Day 1 covers airway management, mechanical ventilation basics, hemodynamic monitoring, and shock states. Day 2 is sepsis, neurologic emergencies, renal failure in the ICU, and ethics and communication. There are simulation stations throughout where you practice on mannequins - those aren't graded but they're where I got the most out of the course. The instructors gave real-time feedback and the scenarios were genuinely challenging.
The written exam comes at the end of Day 2 - 100 questions, multiple choice, 2 hours to complete it. Passing is 70%. I scored 81%. The questions are clinical scenario-based, not pure memorization. They give you a patient presentation and ask what you'd do next or what the most likely explanation is. If you engage seriously during the lectures and keep notes, you'll be fine without much additional studying.
The pre-course reading they assign is about 80 pages - actually do it. I read it the week before and it made the lectures make a lot more sense. People who showed up without doing the pre-reading were visibly lost during some of the hemodynamics content on Day 1.
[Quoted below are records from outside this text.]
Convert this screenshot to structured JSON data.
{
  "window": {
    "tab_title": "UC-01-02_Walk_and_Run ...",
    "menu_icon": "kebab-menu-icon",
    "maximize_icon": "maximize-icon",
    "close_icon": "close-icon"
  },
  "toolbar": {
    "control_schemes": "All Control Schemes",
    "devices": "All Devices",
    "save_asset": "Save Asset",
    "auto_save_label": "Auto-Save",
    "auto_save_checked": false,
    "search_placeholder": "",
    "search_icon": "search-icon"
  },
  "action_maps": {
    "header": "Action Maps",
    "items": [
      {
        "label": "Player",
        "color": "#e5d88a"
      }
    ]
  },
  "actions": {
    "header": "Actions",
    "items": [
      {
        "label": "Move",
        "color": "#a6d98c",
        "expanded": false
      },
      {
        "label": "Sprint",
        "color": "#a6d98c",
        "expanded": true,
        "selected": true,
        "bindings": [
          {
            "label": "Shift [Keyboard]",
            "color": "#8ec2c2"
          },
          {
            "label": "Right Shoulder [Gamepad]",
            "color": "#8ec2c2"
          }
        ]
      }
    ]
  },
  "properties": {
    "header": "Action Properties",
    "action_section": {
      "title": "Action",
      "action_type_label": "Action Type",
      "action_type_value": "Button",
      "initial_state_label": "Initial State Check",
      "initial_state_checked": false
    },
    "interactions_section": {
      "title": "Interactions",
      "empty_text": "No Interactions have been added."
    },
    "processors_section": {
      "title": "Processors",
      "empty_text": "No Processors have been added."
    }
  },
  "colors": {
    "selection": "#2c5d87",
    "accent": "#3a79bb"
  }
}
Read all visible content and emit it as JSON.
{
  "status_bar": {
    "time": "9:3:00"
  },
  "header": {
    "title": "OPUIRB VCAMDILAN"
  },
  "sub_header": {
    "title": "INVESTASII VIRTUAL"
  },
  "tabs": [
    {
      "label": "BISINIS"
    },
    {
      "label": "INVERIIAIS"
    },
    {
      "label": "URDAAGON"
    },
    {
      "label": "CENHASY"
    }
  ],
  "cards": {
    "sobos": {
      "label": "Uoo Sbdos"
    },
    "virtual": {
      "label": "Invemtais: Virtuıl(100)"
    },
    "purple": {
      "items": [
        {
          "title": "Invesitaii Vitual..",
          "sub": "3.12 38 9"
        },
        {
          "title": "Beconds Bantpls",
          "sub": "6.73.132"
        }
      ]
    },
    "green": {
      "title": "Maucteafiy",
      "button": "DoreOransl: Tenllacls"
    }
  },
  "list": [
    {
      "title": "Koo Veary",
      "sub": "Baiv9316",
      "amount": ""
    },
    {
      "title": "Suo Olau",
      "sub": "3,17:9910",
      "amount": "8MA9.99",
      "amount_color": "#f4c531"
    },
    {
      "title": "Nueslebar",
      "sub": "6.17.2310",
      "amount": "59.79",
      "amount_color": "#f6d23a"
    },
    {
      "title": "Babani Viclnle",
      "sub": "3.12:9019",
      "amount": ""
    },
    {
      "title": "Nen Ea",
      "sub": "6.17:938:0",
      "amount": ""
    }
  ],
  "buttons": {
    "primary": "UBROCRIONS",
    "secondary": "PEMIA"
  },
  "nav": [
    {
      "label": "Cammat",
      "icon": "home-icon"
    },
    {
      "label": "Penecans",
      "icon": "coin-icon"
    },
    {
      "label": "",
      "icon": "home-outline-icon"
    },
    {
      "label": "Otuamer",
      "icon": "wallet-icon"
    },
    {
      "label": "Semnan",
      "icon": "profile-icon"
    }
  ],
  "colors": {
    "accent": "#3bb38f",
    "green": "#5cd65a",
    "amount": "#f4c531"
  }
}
Do they still do the ultrasound stations? When I took it 2 years ago there was a POCUS component that wasn't in the pre-course materials at all. Caught me off guard but wasn't graded so didn't matter for the exam.
81% is a solid score for that exam. Most people I know who've taken it cluster in the 72-80% range. The key is not overthinking the scenario questions - go with the most conservative, protocol-driven answer when you're unsure.
The ethics and communication module was more substantive than I expected. There were 6-7 exam questions on goals-of-care conversations and prognostication. Worth taking notes during that section rather than treating it as a breather.
The hemodynamics section on Day 1 is where people struggle. Understanding the relationship between preload, afterload, and contractility going in makes everything else click faster. If you're fuzzy on that, review it before you arrive.
One thing that honestly made the difference for me was drilling the fluid and electrolyte management section way harder than I expected to need to. I'd gone in thinking the ventilator stuff would trip me up, but the post-course exam had a surprising number of questions on fluid resuscitation, hypernatremia, and metabolic acidosis. If you haven't already, run through fccs/questions/fccs fluid and electrolyte management before your exam day. It helped me spot the gaps in my reasoning before they showed up on the test.
The course itself moves fast and the instructors assume you're keeping up, so don't wait until the last night to review. I passed but it wasn't comfortable until I'd actually sat down with the practice questions. Good luck.
Quick update for anyone following this thread: I just hit 78% on a practice run using fccs/questions/fccs fluid and electrolyte management questions and honestly wasn't expecting that, because fluids was the section that wrecked me in the course. Still have a couple weak spots in the ventilator management stuff so I'm not ready yet.
Planning to sit the actual exam in about three weeks. I've been doing timed blocks of 20 questions every other day and it's been more useful than just reading through the manual again. If you're prepping right now, don't skip the case-based questions — they're closest to what the post-course exam actually feels like.